A century ago soldiers from Yorkshire helped to change the course of the First World War.
They were ordinary men from the city of Leeds, many of whom worked at Tetley’s Brewery, who fought back from German defences to turn the tide of battle on the Western Front.
The 8th (Leeds Rifles) Battalion, The West Yorkshire Regiment was decorated with the French Croix De Guerre avec Palme en Bronze by the Commander of the French Fifth Army after it recaptured the front line at Bligny, a small commune in north eastern France.
And, as they have for decades since, the 4th Battalion of The Yorkshire Regiment paid tribute to colleagues of yesteryear with the annual Bligny Sunday parade at Leeds Minster.

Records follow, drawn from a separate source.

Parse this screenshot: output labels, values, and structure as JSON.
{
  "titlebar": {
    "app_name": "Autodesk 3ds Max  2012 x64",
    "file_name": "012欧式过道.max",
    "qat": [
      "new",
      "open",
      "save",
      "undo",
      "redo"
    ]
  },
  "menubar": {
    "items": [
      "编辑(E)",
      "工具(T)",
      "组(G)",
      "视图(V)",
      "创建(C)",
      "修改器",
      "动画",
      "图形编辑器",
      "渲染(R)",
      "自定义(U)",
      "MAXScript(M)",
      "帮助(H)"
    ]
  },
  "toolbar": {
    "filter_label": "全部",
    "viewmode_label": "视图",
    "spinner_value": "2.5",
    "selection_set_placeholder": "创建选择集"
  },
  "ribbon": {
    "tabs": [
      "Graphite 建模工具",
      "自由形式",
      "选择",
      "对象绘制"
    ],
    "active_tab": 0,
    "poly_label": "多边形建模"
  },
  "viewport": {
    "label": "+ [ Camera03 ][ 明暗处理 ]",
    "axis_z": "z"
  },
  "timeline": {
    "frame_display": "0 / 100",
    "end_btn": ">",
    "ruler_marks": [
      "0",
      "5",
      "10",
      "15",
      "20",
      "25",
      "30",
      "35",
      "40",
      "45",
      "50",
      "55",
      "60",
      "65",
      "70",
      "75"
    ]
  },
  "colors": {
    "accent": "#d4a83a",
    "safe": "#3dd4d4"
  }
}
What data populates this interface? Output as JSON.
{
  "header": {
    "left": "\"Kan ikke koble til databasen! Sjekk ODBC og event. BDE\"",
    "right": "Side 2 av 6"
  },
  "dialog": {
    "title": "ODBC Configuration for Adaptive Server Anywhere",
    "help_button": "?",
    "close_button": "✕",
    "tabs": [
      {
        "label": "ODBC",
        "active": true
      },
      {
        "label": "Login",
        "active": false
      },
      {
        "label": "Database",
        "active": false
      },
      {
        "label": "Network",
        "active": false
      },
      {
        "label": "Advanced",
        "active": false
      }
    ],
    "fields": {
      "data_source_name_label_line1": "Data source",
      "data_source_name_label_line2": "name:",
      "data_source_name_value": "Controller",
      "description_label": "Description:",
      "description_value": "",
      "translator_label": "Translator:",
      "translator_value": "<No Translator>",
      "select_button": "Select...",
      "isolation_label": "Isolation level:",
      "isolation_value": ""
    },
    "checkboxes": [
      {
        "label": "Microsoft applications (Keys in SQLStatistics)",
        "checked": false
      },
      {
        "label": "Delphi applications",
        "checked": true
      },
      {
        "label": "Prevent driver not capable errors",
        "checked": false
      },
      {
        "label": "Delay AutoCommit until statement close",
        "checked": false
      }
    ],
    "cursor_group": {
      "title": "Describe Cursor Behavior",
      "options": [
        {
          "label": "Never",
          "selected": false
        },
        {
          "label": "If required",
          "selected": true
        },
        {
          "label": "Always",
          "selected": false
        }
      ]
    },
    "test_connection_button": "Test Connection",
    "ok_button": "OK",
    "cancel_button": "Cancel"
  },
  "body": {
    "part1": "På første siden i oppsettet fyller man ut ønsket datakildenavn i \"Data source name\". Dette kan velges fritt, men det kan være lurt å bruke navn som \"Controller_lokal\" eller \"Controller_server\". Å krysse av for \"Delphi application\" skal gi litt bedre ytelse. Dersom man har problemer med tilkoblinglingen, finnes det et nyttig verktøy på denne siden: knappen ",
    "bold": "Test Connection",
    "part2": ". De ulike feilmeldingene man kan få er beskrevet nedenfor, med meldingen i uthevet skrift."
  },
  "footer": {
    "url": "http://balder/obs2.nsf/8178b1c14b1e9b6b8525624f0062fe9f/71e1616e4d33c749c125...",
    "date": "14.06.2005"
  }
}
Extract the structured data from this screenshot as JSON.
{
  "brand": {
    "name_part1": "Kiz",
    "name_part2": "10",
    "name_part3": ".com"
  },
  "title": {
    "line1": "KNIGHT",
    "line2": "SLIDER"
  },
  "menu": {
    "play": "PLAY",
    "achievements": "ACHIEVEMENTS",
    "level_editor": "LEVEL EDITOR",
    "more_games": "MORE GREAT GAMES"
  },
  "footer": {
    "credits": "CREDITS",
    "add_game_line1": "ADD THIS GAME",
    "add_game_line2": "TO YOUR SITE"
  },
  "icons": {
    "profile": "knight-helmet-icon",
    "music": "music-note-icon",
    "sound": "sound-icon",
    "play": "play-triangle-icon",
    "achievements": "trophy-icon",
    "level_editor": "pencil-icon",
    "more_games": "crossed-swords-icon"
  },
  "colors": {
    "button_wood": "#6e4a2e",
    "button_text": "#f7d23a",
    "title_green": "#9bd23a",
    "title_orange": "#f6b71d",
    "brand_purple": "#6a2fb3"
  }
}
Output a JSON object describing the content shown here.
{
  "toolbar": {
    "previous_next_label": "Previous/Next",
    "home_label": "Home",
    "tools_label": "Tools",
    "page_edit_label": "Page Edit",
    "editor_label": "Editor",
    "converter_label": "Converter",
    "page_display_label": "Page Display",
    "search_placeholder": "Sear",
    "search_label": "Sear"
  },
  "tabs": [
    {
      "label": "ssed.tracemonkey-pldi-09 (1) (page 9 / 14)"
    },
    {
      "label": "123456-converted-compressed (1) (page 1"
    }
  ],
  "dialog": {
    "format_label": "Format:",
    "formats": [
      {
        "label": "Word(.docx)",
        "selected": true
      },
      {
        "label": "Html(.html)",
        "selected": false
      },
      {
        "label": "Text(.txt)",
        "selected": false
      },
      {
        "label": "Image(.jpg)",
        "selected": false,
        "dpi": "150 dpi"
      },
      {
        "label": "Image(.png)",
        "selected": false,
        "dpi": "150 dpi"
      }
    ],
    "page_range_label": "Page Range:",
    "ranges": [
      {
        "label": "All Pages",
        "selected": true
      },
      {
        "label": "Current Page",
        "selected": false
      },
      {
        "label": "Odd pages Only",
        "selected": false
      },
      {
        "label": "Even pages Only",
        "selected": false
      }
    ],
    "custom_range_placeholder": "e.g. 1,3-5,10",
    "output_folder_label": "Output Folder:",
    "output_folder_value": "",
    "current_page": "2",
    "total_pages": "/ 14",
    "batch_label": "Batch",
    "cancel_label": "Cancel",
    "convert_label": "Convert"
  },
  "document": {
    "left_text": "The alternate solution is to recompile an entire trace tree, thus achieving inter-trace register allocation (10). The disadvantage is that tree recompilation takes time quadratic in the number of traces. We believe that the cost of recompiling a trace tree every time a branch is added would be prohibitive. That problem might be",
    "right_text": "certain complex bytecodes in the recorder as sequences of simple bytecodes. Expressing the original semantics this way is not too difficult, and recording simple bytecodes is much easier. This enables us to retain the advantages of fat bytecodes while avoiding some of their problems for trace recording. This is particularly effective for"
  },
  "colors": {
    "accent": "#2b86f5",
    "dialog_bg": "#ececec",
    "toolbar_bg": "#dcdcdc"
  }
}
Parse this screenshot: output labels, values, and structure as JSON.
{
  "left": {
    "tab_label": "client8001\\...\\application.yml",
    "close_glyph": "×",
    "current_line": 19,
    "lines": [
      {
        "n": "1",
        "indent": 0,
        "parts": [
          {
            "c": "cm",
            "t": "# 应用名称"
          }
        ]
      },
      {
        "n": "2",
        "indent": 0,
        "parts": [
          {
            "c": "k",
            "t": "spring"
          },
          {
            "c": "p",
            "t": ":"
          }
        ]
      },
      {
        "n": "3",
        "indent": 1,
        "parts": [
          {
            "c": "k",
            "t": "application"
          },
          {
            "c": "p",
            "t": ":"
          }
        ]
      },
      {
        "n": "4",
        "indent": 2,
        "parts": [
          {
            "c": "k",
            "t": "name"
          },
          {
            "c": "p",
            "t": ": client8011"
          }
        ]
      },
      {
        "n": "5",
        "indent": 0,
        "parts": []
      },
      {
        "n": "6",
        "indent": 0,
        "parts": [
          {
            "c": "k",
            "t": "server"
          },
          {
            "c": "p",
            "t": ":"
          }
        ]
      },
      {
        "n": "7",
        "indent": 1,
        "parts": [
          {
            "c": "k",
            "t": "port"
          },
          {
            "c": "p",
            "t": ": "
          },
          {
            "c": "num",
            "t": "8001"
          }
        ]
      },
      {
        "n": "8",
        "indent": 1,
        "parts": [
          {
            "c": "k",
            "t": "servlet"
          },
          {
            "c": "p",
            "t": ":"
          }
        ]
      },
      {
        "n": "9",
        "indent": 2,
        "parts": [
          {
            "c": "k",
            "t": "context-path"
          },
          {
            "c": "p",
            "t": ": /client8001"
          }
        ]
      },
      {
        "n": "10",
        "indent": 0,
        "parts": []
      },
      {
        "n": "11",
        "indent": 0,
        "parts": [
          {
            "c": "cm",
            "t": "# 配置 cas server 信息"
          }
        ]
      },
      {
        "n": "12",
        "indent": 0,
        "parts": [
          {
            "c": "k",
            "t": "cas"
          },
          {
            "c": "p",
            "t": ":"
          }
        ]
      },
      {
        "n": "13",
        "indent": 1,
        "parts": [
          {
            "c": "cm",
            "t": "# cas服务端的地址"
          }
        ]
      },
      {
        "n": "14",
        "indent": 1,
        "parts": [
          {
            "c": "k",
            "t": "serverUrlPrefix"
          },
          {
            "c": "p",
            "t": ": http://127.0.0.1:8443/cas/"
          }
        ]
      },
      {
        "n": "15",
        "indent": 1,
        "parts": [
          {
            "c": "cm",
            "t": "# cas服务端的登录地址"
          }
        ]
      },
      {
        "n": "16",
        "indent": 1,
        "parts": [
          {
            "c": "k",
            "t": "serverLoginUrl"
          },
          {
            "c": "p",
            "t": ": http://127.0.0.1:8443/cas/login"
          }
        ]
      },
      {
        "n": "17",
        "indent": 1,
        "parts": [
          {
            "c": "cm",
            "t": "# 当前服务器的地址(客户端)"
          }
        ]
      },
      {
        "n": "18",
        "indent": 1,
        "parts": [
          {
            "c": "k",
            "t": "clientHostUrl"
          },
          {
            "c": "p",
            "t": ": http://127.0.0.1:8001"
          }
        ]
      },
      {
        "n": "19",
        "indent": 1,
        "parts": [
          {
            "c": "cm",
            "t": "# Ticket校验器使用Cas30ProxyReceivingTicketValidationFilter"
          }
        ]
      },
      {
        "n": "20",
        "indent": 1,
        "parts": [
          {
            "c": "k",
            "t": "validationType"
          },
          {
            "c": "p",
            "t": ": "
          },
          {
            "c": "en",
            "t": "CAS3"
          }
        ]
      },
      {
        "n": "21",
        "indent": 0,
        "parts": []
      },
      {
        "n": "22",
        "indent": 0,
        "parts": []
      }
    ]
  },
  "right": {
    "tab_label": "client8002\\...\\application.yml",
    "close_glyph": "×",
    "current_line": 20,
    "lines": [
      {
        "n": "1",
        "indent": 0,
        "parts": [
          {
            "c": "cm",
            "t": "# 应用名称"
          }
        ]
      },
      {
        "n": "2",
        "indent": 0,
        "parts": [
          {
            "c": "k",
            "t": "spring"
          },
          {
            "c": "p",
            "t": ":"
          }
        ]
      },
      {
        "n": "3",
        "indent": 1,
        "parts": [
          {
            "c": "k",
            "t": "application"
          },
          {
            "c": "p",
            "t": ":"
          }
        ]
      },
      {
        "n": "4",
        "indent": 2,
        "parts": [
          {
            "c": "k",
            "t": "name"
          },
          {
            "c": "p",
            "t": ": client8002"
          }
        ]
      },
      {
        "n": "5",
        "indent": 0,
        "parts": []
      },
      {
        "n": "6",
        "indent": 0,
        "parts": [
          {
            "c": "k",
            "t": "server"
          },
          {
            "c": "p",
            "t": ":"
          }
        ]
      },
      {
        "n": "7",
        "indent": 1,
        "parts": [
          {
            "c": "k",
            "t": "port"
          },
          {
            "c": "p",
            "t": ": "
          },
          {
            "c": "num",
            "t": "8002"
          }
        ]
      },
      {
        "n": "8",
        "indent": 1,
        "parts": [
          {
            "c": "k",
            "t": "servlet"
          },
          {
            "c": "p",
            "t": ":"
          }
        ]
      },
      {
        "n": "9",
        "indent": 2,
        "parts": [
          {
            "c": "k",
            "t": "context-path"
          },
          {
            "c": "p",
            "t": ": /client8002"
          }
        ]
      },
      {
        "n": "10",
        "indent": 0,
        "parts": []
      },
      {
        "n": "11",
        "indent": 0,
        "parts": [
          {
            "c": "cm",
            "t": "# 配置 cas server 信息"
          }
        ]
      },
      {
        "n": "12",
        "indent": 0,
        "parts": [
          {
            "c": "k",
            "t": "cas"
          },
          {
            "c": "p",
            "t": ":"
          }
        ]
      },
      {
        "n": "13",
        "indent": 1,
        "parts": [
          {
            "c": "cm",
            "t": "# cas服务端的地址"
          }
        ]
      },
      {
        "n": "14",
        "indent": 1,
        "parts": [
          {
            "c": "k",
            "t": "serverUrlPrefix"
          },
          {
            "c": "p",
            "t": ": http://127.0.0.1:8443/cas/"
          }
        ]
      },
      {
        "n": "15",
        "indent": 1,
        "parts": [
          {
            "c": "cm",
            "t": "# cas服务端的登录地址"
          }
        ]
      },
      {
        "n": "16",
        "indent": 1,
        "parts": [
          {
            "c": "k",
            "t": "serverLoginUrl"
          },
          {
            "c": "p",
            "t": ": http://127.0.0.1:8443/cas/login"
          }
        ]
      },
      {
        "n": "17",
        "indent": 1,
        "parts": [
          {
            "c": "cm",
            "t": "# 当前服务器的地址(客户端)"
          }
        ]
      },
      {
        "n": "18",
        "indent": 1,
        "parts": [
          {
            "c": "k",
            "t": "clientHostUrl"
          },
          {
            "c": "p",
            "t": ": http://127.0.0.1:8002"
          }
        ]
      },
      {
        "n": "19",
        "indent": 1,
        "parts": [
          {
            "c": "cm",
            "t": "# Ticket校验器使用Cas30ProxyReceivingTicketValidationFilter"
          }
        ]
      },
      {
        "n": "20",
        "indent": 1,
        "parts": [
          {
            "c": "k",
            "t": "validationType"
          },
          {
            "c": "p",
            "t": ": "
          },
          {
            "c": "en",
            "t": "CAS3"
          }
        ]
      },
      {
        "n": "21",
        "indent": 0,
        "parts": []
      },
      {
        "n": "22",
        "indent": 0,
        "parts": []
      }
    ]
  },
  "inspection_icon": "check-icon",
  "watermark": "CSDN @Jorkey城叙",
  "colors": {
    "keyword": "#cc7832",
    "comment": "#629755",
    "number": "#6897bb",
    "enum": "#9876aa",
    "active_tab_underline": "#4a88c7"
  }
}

Veterans, standard bearers, and the band of the Yorkshire Regiment joined the tribute this afternoon which was started by Rev Canon Sam Corley.
However, as 2018 marks 100 years since the end of the First World War it is likely that yesterday’s parade will be the last of its kind but the event will continue to be remembered.
David O’Kelly, regimental secretary of The Yorkshire Regiment, said: “The honour was rare if not unique for a regiment and there are all sorts of reasons to be proud of the occasion. We have been coming for many years, this will be the last time in this format.
“We felt the centenary is the time to move on ceremonially but not commemoratively.”
The battalion reported 14 dead, 96 wounded and 11 missing in battle.